A relatively high value was observed for ITS2 + psbA-trnH with regard to the barcoding gap analysis: one species was located under the 1:1 line, and one species was located on the 1:1 line. However, three species had no barcoding gap for each of the single-locus barcodes: H. rhamnoides, H. litangensis, and H. neurocarpa for ITS2 barcode; H. rhamnoides, H. goniocarpa, and H. neurocarpa for psbA-trnH barcode. The identification efficiency of single-locus and combined barcodes by the NJ tree method showed that ITS2 + psbA-trnH was the most suitable barcode, with all seven species as well as four H. rhamnoides subspecies clearly identified. None of the selected barcodes were suitable for H. neurocarpa subspecies identification. Although it was hard to identify all H. rhamnoides and H. neurocarpa subspecies by ITS2, psbA-trnH, and ITS2 + psbA-trnH, the medicinal species were successfully distinguished from non-medicinal Hippophae species. While H. rhamnoides is the original medicinal plant according to Chinese Pharmacopeia, H. neurocarpa, H. gyantsensis, and H. tibetana are used in the Tibetan medicine [14, 15, 17, 18]. Thus, all native Hippophae species were identified by DNA barcode and the accurate and standard sequence information was gained. This information would be applicable to commercial products alignment and authenticate Hippophae species origins in the future.

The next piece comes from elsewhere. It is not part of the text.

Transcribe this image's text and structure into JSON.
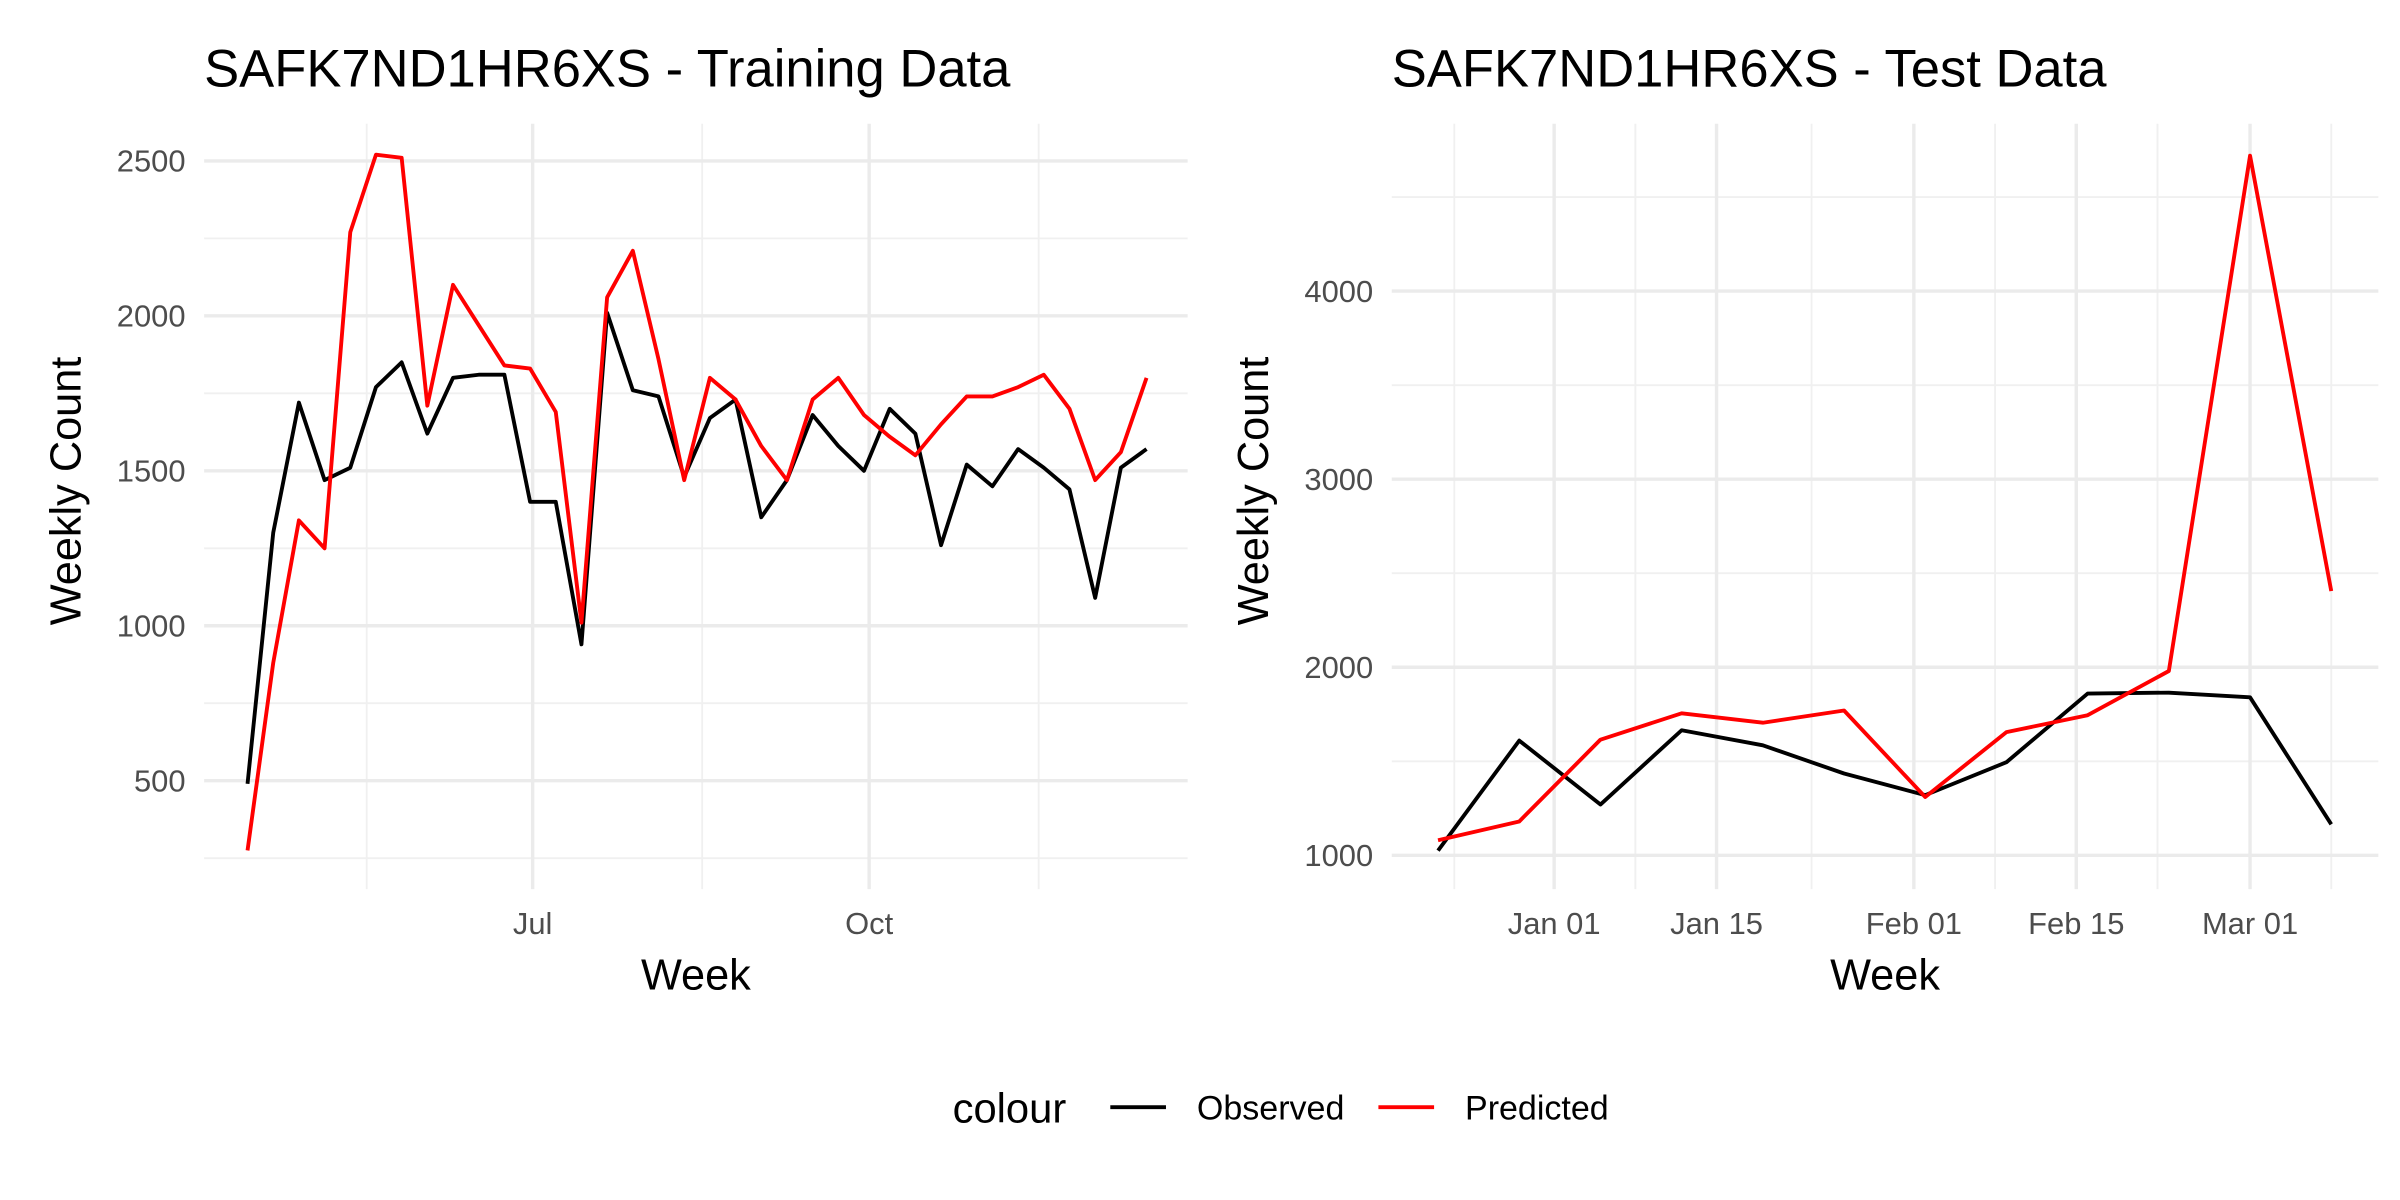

There have been debates over whether H. litangensis was a subspecies of H. goniocarpa and whether H. rhamnoides subsp. wolongensis was a distinct species [3, 4, 42]. In our study, we considered H. litangensis and H. goniocarpa as two separate species, and the results demonstrated that they could be identified separately at the species level; H. rhamnoides subsp. wolongensis was a subspecies of H. rhamnoides based on the K2P genetic distance, NJ tree, and identification efficiency results.

Conclusion

The combination of the two loci, ITS2 + psbA-trnH is applicable to the identification of medicinal and non-medicinal Hippophae species.